The Road To High Availability for OpenStack

2014년 4월 16일Arthur Berezin2분 읽기

Why OpenStack High Availability is Important?
Many organizations choose OpenStack for it’s distributed architecture and ability to deliver Infrastructure-as-a-Service environment for scale-out applications to run on top of it, for private on premise clouds or public clouds. It is quite common for OpenStack to run mission critical applications. OpenStack itself is commonly deployed in Controller/Network-Node/Computes layout where the controller runs management services such as nova-scheduler that determines how to dispatch compute resources, and Keystone service that handles authentication and authorization for all services.

Although failure of the controller node would not cause disruption to already running application workloads on top of OpenStack, for organizations running production applications it is critical to provide 99.999% uptime of the control plane of their cloud, and deploy the controller in a highly available configuration so that OpenStack services are accessible at all times and applications can scale-out or scale-in according to workloads.

Address High Availability Needs
Deploying a highly available controller for OpenStack could be achieved in various configurations, each would serve certain set of demands, and introduce growing set of prerequisites. OpenStack Environment consists of stateless, shared-nothing services that serve their APIs - Keystone,Glance, Swift, Nova-schedule,Nova-api, Neutron, Horizon, Heat, Ceilometer, etc. - and underlying infrastructure components that OpenStack services use to communicate and save persistent data - MariaDB Database, and a message broker - RabbitMQ - for inter-service communication.

Maintaining OpenStack services’ availability and uptime can be achieved with fairly simple Active/Passive cluster configuration and a virtual IP address forwarding communication to the active node. As the load and demand on OpenStack services grow organizations are interested in the ability to add nodes and scale-out the controller plane. Building a scale-out controller would require setting all services and infrastructure components (database and message broker) in Active/Active configuration and confirming that they are capable to add more nodes to the cluster as load grows, and balancing the API requests load between the nodes.

High Availability Architecture for RHEL-OSP (Red Hat Enterprise Linux OpenStack Platform)
We are heavily investing to provide a fully supported, out of the box, Active/Active high availability solution for OpenStack services and underlying infrastructure components based on mature industry proven open source technologies. In a multi-controller layout services run on all controller nodes in a highly available clustered configuration.

OpenStack Platform 5.0 high availability solution uses Pacemaker to construct Active/Active clusters for OpenStack services and HAProxy load balancer. API calls are load balanced through clustered HAProxy in front of the services where every service has it’s own virtual IP(VIP). Such setup makes it easy to customize layouts and segregate services as needed. Galera is used to synchronize the persistent data layer across the running database nodes. Galera is a synchronous multi-master cluster for MariaDB database, handling synchronous replication. This enables an Active/Active scale-out of the database layer without requiring shared storage.

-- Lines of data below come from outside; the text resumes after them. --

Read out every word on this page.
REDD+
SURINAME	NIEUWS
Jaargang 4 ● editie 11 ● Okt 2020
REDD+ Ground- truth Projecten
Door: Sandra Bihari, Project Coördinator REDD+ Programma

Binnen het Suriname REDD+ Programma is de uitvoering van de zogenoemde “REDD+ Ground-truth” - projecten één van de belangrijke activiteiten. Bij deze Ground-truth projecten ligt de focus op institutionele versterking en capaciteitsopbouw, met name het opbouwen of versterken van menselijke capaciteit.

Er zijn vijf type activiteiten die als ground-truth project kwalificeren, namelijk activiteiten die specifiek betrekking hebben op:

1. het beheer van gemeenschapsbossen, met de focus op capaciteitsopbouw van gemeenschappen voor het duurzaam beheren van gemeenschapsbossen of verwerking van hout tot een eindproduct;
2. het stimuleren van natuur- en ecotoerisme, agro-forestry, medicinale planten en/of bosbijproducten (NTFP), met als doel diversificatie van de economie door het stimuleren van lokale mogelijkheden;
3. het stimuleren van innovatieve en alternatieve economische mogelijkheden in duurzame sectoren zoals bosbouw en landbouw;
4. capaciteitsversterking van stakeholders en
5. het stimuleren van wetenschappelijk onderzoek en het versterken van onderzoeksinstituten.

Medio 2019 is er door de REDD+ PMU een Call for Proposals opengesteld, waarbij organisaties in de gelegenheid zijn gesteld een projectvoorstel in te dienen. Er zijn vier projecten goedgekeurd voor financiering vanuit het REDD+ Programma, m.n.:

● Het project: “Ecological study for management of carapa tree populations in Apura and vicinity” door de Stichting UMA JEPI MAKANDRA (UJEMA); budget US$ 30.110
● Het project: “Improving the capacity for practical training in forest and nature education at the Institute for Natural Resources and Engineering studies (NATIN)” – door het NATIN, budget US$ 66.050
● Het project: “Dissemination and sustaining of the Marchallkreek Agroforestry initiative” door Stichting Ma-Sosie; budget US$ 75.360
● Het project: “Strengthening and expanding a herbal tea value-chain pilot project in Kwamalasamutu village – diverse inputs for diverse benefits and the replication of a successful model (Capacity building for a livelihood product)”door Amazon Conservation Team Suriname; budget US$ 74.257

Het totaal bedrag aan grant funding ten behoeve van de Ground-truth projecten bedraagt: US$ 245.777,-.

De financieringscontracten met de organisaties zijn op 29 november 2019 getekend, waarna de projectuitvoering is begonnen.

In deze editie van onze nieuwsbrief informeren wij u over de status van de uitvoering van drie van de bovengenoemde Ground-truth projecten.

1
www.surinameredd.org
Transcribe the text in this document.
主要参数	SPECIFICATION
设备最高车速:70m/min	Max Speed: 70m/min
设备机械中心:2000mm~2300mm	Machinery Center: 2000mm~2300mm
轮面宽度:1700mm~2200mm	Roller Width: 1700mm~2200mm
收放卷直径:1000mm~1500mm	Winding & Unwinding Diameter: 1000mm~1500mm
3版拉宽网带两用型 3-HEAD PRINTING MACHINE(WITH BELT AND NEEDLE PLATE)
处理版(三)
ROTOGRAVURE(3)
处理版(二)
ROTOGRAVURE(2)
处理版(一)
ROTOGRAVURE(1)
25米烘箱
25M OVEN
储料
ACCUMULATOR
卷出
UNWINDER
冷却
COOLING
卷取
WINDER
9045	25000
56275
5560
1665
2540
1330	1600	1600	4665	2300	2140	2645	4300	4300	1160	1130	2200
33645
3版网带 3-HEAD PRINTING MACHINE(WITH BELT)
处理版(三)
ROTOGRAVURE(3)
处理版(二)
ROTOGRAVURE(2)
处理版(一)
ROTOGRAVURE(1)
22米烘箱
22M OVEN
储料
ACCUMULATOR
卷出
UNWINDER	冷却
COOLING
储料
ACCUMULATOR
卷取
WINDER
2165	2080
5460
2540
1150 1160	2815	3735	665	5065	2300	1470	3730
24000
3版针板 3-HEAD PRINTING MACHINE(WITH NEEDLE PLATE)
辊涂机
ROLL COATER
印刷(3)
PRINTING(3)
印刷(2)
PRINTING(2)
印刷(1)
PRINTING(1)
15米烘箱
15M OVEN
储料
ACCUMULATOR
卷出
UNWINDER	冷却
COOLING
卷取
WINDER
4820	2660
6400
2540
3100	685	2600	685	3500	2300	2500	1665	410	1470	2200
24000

Out Of The Box With Foreman Openstack Installer
To make the high availability solution for OpenStack Platform 5.0 extremely easy to consume and setup we are fully integrating it with a project named Staypuft. StayPuft is a Foreman user interface plugin which aims to make it easy to deploy complex production OpenStack deployments. StayPuft will be delivered as part of the Foreman Openstack Installer for OpenStack Platform 5.0.